Published online by Cambridge University Press: 25 September 2025
5.1 A New Decade
1 January 1950 ushered in a new decade. The Second World War with all the attendant disasters and troubles was of the last decade. London was looking forward to the ‘Festival of Britain’ which I too attended in 1951. In the ‘Dome of Discovery’ we could wonder at the modern television-like monitors (small and black and white) such as we had only seen in a few shop windows. Here they proudly displayed the achievements of British research and industry. The imaginative slim ‘Skylon’, its pointed ends top and bottom, one secure and the other stretching up into the sky has long since disappeared but the Royal Festival Hall is still buzzing with activity. In London the second Elizabethan age was ushered in in 1952, with the accession of Queen Elizabeth. The following years of the decade witnessed a revolution in domestic affairs, as the country increasingly looked inwards, and there was a corresponding decline in British influence worldwide.

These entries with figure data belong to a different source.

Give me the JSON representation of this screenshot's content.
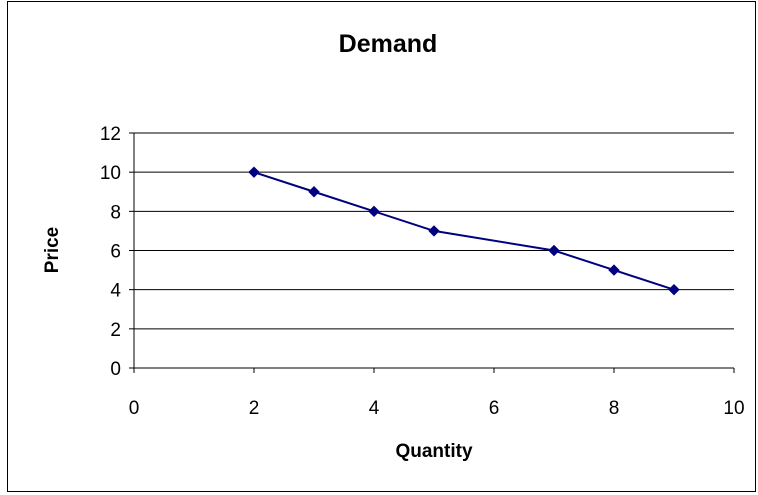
{
  "chart_data": {
    "type": "line",
    "title": "Demand",
    "xlabel": "Quantity",
    "ylabel": "Price",
    "xlim": [
      0,
      10
    ],
    "ylim": [
      0,
      12
    ],
    "xticks": [
      0,
      2,
      4,
      6,
      8,
      10
    ],
    "yticks": [
      0,
      2,
      4,
      6,
      8,
      10,
      12
    ],
    "grid": "horizontal",
    "legend": "none",
    "series": [
      {
        "color": "#000080",
        "marker": "diamond",
        "points": [
          {
            "x": 2,
            "y": 10
          },
          {
            "x": 3,
            "y": 9
          },
          {
            "x": 4,
            "y": 8
          },
          {
            "x": 5,
            "y": 7
          },
          {
            "x": 7,
            "y": 6
          },
          {
            "x": 8,
            "y": 5
          },
          {
            "x": 9,
            "y": 4
          }
        ]
      }
    ]
  }
}
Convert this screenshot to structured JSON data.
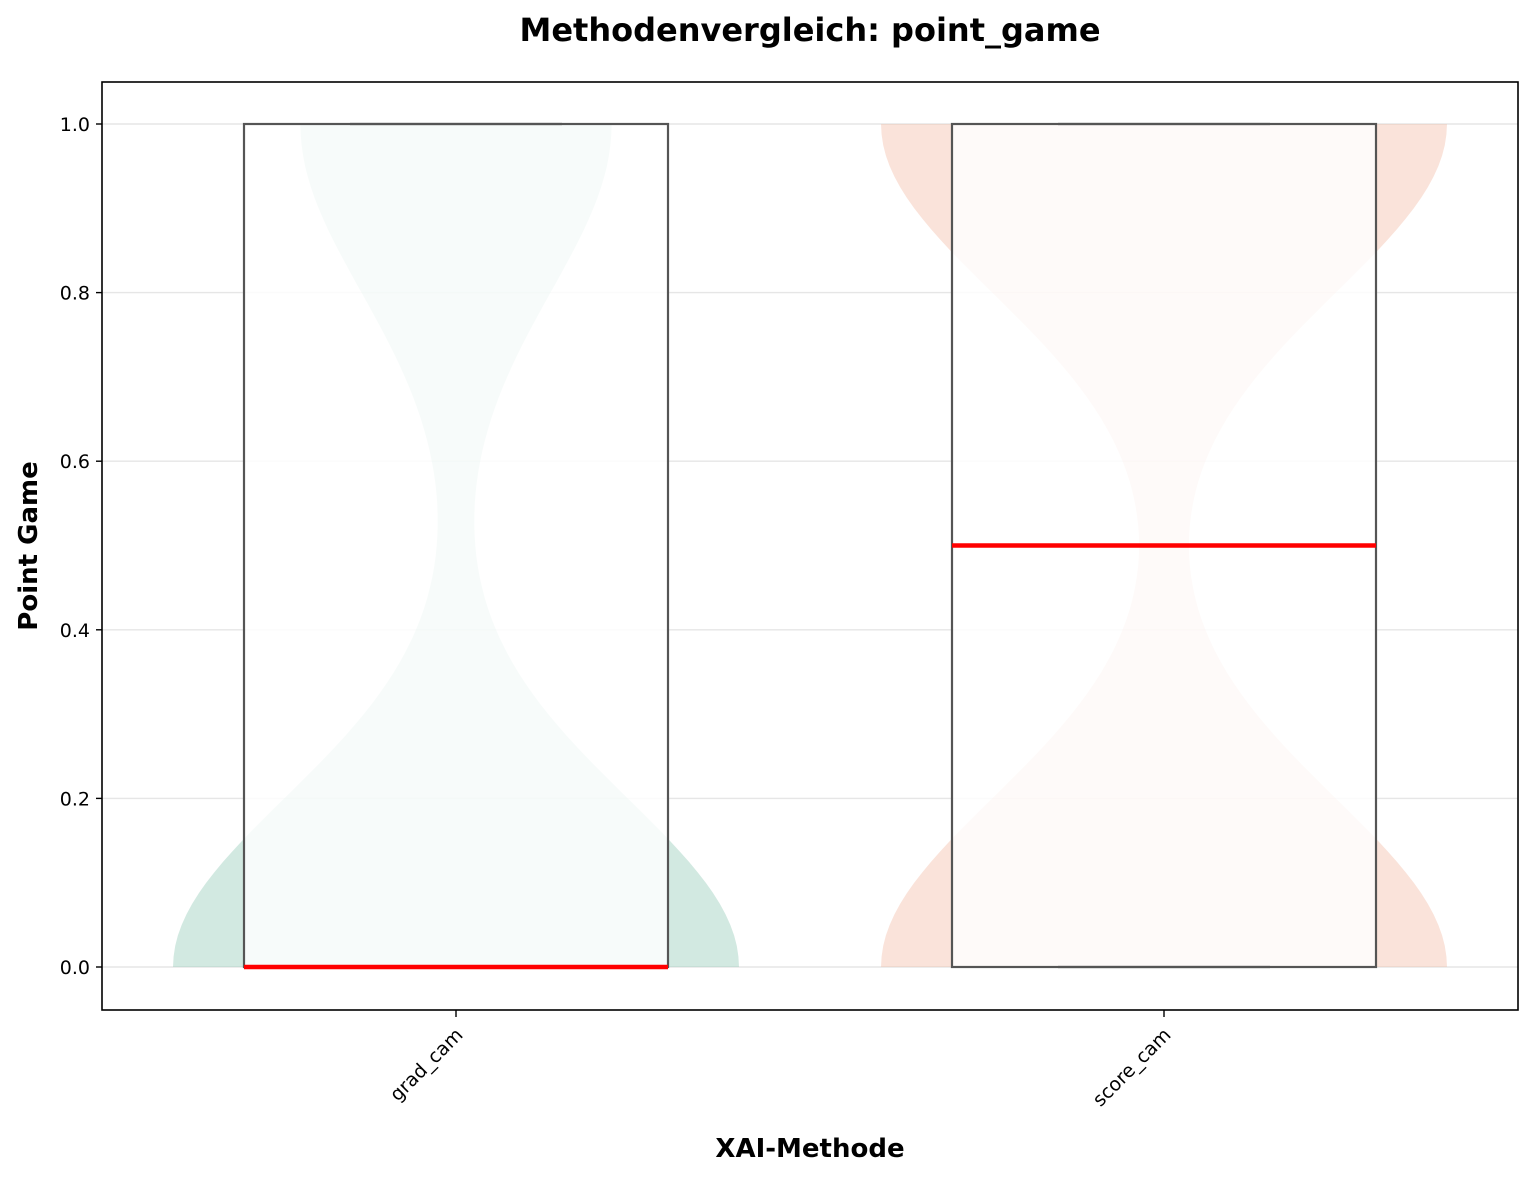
{
  "chart_data": {
    "type": "violin+box",
    "title": "Methodenvergleich: point_game",
    "xlabel": "XAI-Methode",
    "ylabel": "Point Game",
    "ylim": [
      -0.05,
      1.05
    ],
    "yticks": [
      "0.0",
      "0.2",
      "0.4",
      "0.6",
      "0.8",
      "1.0"
    ],
    "grid": "horizontal",
    "categories": [
      "grad_cam",
      "score_cam"
    ],
    "series": [
      {
        "category": "grad_cam",
        "color": "#8fc9b3",
        "box": {
          "min": 0.0,
          "q1": 0.0,
          "median": 0.0,
          "q3": 1.0,
          "max": 1.0
        },
        "density_peak_bottom": 0.0,
        "density_peak_top": 1.0,
        "density_bottom_relative": 1.0,
        "density_top_relative": 0.55
      },
      {
        "category": "score_cam",
        "color": "#f2b8a3",
        "box": {
          "min": 0.0,
          "q1": 0.0,
          "median": 0.5,
          "q3": 1.0,
          "max": 1.0
        },
        "density_peak_bottom": 0.0,
        "density_peak_top": 1.0,
        "density_bottom_relative": 1.0,
        "density_top_relative": 1.0
      }
    ],
    "median_color": "#ff0000"
  }
}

The Trucial Coast, unknown and of no interest to most of the world, was also entering a new era. There was expectation, and disappointment ahead. The pearl industry, struggling for a couple of decades was about to give way to the oil industry. Codrai wrote in October 1950 that the current year's pearling season had been very good and profitable for Dubai. But other reports tell us that the pearling dhows, one after another through the decade abandoned their age-old occupation while the oil industry in its all too slow arrival mirrored the equally slow decline of the pearl trade. Dubai was again ‘bucking the trend’ and in January 1951 Henderson wrote that the proceeds from the customs were reported to be ‘over one lac per month. (these are nett proceeds and exclude the slice taken by the customs chief)’ Then he also wrote ‘Trade appears to be increasing daily, and Captain Holden declared the creek navigable to all company craft.’
The company was about to drill the first well on the Trucial Coast. The hardships suffered by divers were soon to pass into history as slowly the opportunity to earn a regular wage was becoming possible either at home or in one of the neighbouring countries.